For this installation of “Owner Profiling”, we bring to you the “Suburban Outdoorsman”.
At first glance, the Suburban Outdoorsman (SO) appears to be an avid hunter or outdoor enthusiast. They drive the largest of SUVs or trucks, dress in camouflage or lumberjack plaid, generally paired with heavy duty work boots. However, upon getting to know them, it is clear that these individuals have never actually spent time in the outdoors (no, walking an outdoor mall does not count) or done anything remotely rugged. Sitting in a bus to go up a mountain is no more a hike than sitting in a Denny’s.
Found deep within the suburbs, the SO is rarely is found outside of a 3 mile radius of their home. The SO can often be found shopping at Cabela’s or Bass Pro Shop buying things for themselves or their dogs that they will never actually use. It is not uncommon to see them walking around the block with a bear bell attached to their dog’s collar.
Breeds Owned: Hounds, Pointers, and some varieties of retrievers. In the south, you’ll also find them amongst the suburban “hawg dawg” set with curs, catahoulas and various other hunting breeds.
Low. These owners commonly buy breeds that are typically seen as outdoorsy and then have no idea how to handle them.
“Does this camo vest come in XXL?”, “I totally intend to maybe one day in the not-so-near future take my dog hunting..or on a hike”, “I had a dog just like him when I was a kid, he was a great hunter”
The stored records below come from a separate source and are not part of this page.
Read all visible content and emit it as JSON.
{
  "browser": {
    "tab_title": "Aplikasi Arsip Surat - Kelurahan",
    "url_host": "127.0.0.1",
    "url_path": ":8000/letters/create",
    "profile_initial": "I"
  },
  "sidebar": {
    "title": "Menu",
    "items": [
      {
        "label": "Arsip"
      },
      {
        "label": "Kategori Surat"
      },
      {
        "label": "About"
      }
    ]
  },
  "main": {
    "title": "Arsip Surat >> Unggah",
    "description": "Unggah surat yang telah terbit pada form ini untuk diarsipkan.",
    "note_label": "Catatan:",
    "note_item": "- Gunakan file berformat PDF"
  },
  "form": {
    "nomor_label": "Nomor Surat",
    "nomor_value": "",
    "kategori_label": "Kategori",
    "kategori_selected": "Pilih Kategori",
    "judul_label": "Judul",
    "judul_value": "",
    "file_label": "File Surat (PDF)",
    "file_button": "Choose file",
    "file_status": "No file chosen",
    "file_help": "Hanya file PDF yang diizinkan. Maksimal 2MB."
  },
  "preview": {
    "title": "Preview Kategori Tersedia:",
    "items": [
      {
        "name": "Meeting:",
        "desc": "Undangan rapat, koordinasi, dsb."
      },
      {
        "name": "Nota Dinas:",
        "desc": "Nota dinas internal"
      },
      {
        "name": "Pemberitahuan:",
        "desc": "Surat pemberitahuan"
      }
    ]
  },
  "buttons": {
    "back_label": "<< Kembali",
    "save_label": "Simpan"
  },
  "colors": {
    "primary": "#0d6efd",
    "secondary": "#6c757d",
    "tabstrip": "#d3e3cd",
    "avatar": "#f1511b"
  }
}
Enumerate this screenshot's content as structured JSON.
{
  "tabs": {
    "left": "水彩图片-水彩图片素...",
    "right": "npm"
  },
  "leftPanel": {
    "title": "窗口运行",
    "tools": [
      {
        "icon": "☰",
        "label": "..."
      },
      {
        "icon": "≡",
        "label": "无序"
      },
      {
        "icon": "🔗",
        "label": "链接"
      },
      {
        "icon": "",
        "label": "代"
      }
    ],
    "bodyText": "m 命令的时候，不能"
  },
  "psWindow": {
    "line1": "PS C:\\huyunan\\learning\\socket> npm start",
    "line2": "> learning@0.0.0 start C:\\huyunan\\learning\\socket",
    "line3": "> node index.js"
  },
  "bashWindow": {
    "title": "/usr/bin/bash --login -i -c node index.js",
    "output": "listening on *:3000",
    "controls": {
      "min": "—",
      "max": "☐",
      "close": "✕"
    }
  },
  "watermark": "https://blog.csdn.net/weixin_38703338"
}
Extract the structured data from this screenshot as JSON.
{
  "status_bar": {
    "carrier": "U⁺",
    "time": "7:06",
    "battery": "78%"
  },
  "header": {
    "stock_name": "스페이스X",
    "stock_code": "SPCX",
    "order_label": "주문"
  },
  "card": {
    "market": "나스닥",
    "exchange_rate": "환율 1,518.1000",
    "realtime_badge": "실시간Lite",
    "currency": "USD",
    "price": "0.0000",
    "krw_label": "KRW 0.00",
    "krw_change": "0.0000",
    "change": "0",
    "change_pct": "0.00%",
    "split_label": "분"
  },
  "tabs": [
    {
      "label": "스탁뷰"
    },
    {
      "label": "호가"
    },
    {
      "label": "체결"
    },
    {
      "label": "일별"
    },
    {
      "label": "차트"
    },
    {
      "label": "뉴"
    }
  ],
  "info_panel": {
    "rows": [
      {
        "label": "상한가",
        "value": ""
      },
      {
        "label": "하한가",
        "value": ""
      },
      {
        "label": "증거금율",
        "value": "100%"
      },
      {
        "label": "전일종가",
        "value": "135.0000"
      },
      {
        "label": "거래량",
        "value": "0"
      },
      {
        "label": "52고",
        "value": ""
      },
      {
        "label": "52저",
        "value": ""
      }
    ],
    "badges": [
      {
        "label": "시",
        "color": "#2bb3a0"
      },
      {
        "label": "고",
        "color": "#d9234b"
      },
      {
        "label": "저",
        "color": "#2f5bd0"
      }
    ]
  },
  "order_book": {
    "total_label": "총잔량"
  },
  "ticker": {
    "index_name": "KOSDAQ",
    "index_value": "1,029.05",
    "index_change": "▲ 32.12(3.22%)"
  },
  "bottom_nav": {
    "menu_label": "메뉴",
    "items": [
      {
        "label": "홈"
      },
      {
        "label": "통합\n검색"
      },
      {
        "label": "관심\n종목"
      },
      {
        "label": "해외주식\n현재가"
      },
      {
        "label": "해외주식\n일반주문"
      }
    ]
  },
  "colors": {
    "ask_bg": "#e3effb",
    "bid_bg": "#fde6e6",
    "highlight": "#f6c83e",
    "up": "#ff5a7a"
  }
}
BusyBee: There is a monster truck that I see daily in our garage, equipped with Bass Pro stickers, deer decals, and a pro-gun bumper sticker. By first appearances, it looks like this guy is heavily involved with hunting. However, I happen to know the guy who owns said truck, and let me tell you, he and his Vizsla have probably never seen anything outside of the city limits. Although his dog wears an e-collar at all times (yes, while on-leash in the city on walks around the block), I’ve also seen his dog prance, jump, and whine when faced with puddles or any sort of mud, so I’m having a hard time imagining them barreling through the trees after a duck or rabbit. I’m also pretty sure that the truck never leaves the garage, as it is always there and way cleaner than my own admittedly urban car. Given that even the city gets muddy and gross in the winter, I highly doubt his car has seen anything other than a Taco Time drive-thru.
Potnoodle: Living in the south means I’m constantly surrounded with these people. Just because you have a twangy accent and access to Real Tree merchandise does not make you a sportsman. When dogs are added to the mix, it gets even worse. Turns out, if you want to hunt with a dog, you have to do a little more training than buying it a bright orange collar. My poodles have more experience in the field than these people and that drives the SO nuts.
Fang: I admit it. I love Gander Mountain. What I do not love, however is the expanse of camouflage worn by every dog who walks into the business where I’m employed. These 4000lb Labradors have only ever seen one kind of duck, and it generally can be purchased at Petco. Plastic orange collars, camo vests and bedding, manly man toys of ducks, grouse and geese, like their dogs would even know what to do if they came across one. Thankfully, dogs are much more forgiving than they (and we) deserve. Most are entirely content to grow larger on the couch while their owner spins tall tales of Paul Bunyan proportions about their hunting prowess. It doesn’t, however, make their owner less of a douchebag. It just means their dog forgives them for being a lying liar.